Solar-Terrestrial and Space Physics (STSP)

These sessions address the physics of phenomena ranging from Earth's neutral atmosphere and magnetosphere to the Sun and the outer boundaries of our solar system, where the Sun's solar wind meets the local interstellar medium. A major focus for these sessions is the international program CAWSES (Climate and Weather of the Sun Earth System), which combines research on solar and interplanetary physics with magnetospheric, ionospheric, and atmospheric physics, and with cosmic rays and the solar system's interstellar environment. Observational data are obtained from spacecraft, including Australia's FedSat, and ground-based sources, while the interpretative and theoretical work primarily involves plasma physics. Invited Keynote presentations and contributed talks will be given in five sessions on Monday and Friday. The bulk of the Australian STSP community will be present at the poster session on Thursday. In addition a lunchtime meeting for the STSP Group will be held.

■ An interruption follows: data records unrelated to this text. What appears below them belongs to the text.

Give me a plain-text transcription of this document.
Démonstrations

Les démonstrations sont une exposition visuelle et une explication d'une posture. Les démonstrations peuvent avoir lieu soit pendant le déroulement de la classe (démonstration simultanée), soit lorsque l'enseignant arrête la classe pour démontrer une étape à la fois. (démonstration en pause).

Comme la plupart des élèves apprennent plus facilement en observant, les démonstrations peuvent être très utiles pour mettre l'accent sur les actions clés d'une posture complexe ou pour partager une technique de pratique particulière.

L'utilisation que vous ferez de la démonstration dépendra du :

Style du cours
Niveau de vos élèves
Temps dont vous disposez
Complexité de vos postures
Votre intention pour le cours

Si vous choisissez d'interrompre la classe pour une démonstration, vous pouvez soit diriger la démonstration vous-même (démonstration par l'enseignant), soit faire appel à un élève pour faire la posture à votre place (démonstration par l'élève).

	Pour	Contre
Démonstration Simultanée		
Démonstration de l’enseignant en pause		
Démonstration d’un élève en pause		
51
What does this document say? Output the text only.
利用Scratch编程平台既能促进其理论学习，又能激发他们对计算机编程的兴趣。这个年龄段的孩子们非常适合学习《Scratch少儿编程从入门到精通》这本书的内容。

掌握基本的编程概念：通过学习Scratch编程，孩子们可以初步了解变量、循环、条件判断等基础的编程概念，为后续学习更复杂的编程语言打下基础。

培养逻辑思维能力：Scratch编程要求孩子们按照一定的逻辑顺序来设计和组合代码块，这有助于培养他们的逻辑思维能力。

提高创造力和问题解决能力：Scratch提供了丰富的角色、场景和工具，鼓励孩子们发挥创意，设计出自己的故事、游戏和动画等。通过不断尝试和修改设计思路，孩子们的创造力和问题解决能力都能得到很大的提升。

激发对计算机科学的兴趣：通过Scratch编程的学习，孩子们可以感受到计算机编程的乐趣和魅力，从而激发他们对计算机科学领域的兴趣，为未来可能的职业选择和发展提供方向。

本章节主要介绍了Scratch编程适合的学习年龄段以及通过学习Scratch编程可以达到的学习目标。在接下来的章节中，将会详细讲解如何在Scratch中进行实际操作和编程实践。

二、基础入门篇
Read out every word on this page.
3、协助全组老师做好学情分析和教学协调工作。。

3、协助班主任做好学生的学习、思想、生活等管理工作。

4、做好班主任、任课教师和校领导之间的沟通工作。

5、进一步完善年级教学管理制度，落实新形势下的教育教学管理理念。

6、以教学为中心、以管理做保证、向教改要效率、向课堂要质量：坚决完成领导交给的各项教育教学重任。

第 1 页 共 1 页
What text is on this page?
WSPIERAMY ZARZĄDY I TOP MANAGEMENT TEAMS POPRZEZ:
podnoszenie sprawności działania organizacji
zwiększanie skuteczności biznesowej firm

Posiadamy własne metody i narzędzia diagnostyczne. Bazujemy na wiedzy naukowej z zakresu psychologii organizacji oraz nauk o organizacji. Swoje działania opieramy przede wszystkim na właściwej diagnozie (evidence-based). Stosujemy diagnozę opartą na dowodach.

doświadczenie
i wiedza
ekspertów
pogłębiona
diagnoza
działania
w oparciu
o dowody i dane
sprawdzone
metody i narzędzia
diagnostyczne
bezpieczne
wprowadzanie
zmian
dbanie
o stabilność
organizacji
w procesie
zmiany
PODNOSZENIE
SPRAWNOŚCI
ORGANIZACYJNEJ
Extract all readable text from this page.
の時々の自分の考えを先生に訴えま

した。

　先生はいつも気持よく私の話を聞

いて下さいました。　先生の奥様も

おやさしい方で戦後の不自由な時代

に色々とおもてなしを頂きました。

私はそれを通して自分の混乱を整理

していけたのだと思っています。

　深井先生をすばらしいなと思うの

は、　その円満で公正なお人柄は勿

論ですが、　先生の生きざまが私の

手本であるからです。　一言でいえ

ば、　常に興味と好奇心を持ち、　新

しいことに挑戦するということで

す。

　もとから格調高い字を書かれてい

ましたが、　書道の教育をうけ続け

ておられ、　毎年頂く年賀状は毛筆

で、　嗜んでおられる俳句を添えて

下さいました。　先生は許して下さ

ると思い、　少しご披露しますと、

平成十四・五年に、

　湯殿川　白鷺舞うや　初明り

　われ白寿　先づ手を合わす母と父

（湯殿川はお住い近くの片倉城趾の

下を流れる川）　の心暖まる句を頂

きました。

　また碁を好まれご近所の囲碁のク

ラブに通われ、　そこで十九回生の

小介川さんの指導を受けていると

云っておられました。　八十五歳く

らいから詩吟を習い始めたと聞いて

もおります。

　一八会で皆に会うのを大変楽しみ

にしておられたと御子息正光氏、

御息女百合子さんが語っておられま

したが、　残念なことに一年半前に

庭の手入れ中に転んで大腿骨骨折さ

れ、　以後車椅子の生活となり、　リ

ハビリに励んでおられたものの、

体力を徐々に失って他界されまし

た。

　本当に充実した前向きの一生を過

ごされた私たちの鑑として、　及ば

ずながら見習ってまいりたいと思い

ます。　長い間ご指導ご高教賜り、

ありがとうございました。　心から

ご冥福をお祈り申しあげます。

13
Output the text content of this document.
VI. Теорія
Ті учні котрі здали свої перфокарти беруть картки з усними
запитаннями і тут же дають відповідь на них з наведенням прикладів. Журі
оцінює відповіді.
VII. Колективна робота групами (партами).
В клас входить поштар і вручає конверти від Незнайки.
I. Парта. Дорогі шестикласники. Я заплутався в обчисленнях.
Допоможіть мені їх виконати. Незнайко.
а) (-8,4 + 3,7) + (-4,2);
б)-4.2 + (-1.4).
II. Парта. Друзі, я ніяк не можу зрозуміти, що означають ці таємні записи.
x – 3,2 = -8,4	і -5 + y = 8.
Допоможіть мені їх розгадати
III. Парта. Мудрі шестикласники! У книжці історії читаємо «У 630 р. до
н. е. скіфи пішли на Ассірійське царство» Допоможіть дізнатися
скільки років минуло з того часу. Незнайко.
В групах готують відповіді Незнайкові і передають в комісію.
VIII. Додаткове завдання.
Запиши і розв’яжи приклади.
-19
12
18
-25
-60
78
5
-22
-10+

The CAWSES program will be summarised and Janet Kozyra (USA) discusses magnetospheric physics. The theme of space weather in Earth's ionosphere and magnetosphere continues into the second session, including predictions of transient events and a presentation by Wendell Horton (USA) on a new integrated theory for electron acceleration and magnetic substorms. The third session focuses on the physics of the Sun and interplanetary medium and their links with auroral activity. Hilary Cane (Australia) will discuss solar flares, coronal mass ejections, radio emissions, and particle acceleration.

The first Friday session addresses the plasma physics of Earth's auroral region and the generation and propagation of energetic particles, starting with a Keynote talk by Christopher Chaston (Australia). The final session links the neutral atmosphere with the ionosphere and magnetosphere. It includes a review by Mark Conde (Australia) and presentations on tomographic reconstruction and the radiation dose on airplanes due to energetic particles.